According to our host School Newspapers Online (SNO), we had over 7,000 subscribers, all of which appeared to be spam. SNO did mention that it will be virtually impossible to find out who did it or exactly how it happened. But there are a few options.
A former editor at The Northerner, Joe Castelli, mentioned that it appears to be a script attack, as it would take an enormous amount of time to hack everything in the site.
Last night SNO worked on reaching a solution. They deleted all subscribers, tried to get back our content, and made everyone re-register our administrative login information.
On top of everything, the hackers decided to not only infiltrate our site, but to completely annihilate our content.
SNO also said that whoever did it had hacked every single one of our plugins and inserted malicious code. For this reason, all of our plugins are kaput as well.

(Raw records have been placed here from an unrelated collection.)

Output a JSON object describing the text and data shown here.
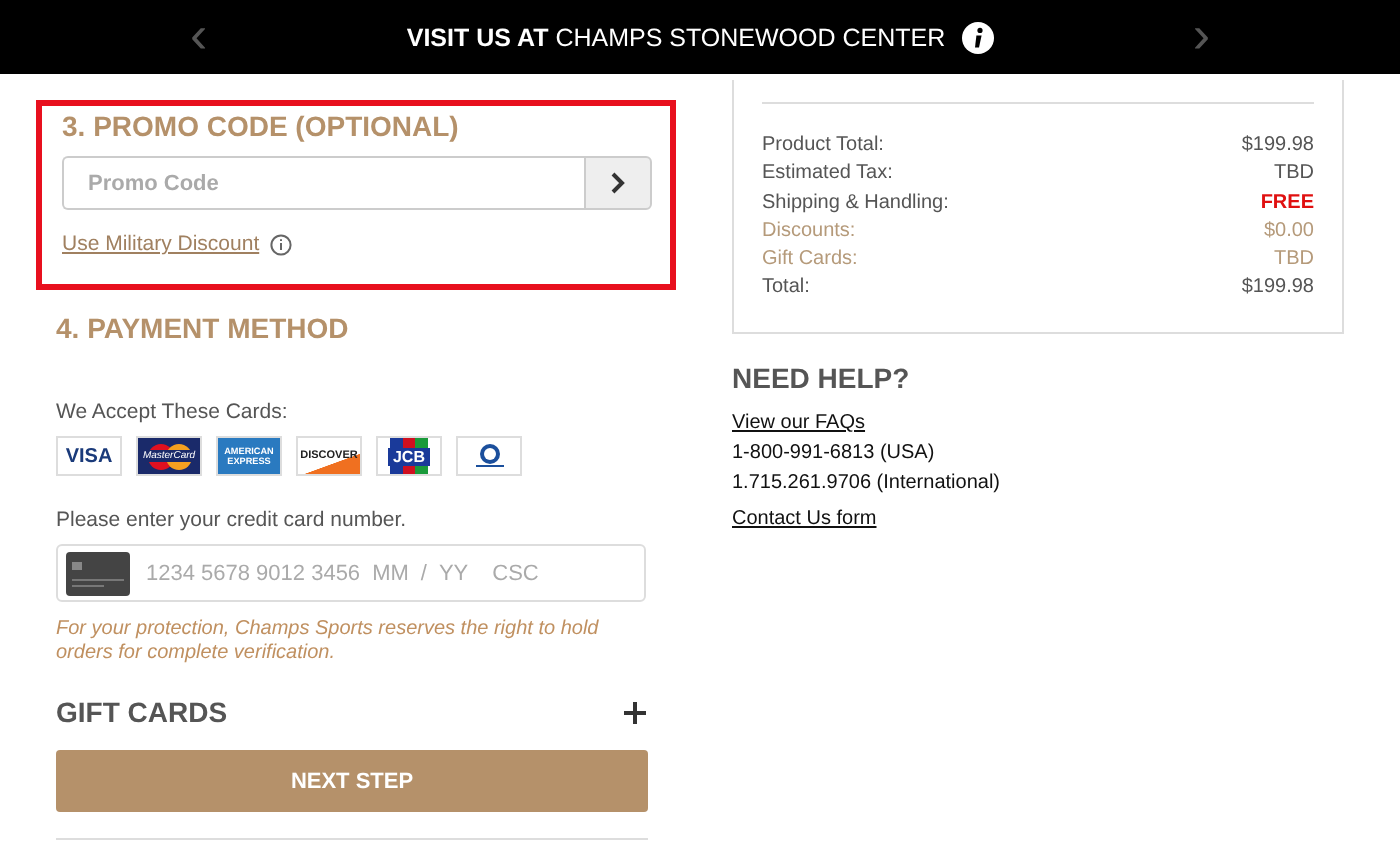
{
  "banner": {
    "prefix": "VISIT US AT",
    "store": "CHAMPS STONEWOOD CENTER",
    "prev": "‹",
    "next": "›"
  },
  "promo": {
    "title": "3. PROMO CODE (OPTIONAL)",
    "highlighted": true,
    "placeholder": "Promo Code",
    "military_link": "Use Military Discount"
  },
  "payment": {
    "title": "4. PAYMENT METHOD",
    "accept_label": "We Accept These Cards:",
    "cards": [
      {
        "kind": "visa",
        "label": "VISA"
      },
      {
        "kind": "mastercard",
        "label": "MasterCard"
      },
      {
        "kind": "amex",
        "label": "AMERICAN EXPRESS"
      },
      {
        "kind": "discover",
        "label": "DISCOVER"
      },
      {
        "kind": "jcb",
        "label": "JCB"
      },
      {
        "kind": "diners"
      }
    ],
    "card_prompt": "Please enter your credit card number.",
    "card_field": {
      "number_placeholder": "1234 5678 9012 3456",
      "month_placeholder": "MM",
      "separator": "/",
      "year_placeholder": "YY",
      "csc_placeholder": "CSC"
    },
    "notice": "For your protection, Champs Sports reserves the right to hold orders for complete verification."
  },
  "gift_cards": {
    "title": "GIFT CARDS",
    "expanded": false
  },
  "next_button": "NEXT STEP",
  "summary": {
    "rows": [
      {
        "label": "Product Total:",
        "value": "$199.98",
        "kind": "normal"
      },
      {
        "label": "Estimated Tax:",
        "value": "TBD",
        "kind": "normal"
      },
      {
        "label": "Shipping & Handling:",
        "value": "FREE",
        "kind": "free"
      },
      {
        "label": "Discounts:",
        "value": "$0.00",
        "kind": "muted"
      },
      {
        "label": "Gift Cards:",
        "value": "TBD",
        "kind": "muted"
      },
      {
        "label": "Total:",
        "value": "$199.98",
        "kind": "normal"
      }
    ]
  },
  "help": {
    "title": "NEED HELP?",
    "lines": [
      {
        "text": "View our FAQs",
        "kind": "link"
      },
      {
        "text": "1-800-991-6813 (USA)",
        "kind": "text"
      },
      {
        "text": "1.715.261.9706 (International)",
        "kind": "text"
      },
      {
        "text": "Contact Us form",
        "kind": "link"
      }
    ]
  }
}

Whoever it was, we want to punch you.
Aside from obvious frustrations as a student organization trying to maintain both a website and print newspaper, we have to wonder why.
Who was that bored? Who had nothing better to do than sit there and screw with us? It’s not that we’re ranting and doing the whole “poor pitiful us” bit. It’s just that we almost find this situation humorous.
According to the International Business Times, in 2011, the CIA, FBI, NASA and Pentagon all had their websites hacked. Why wouldn’t the people who hacked us put in more time and effort to hack something worth their while, like those high-profile government sites, rather than mess with us?
If you’re going to do it, do it well. At least have the courtesy to go after a website that has hundreds of people to pull it back together, rather than one that has…maybe three.
However, now that this has “hit home,” so to speak, this situation has become a valuable lesson about security in a technology-driven society. We’ll certainly be encouraging those with administrative privileges to be creating passwords like “C2f6jal11Y” instead of, well, “password.”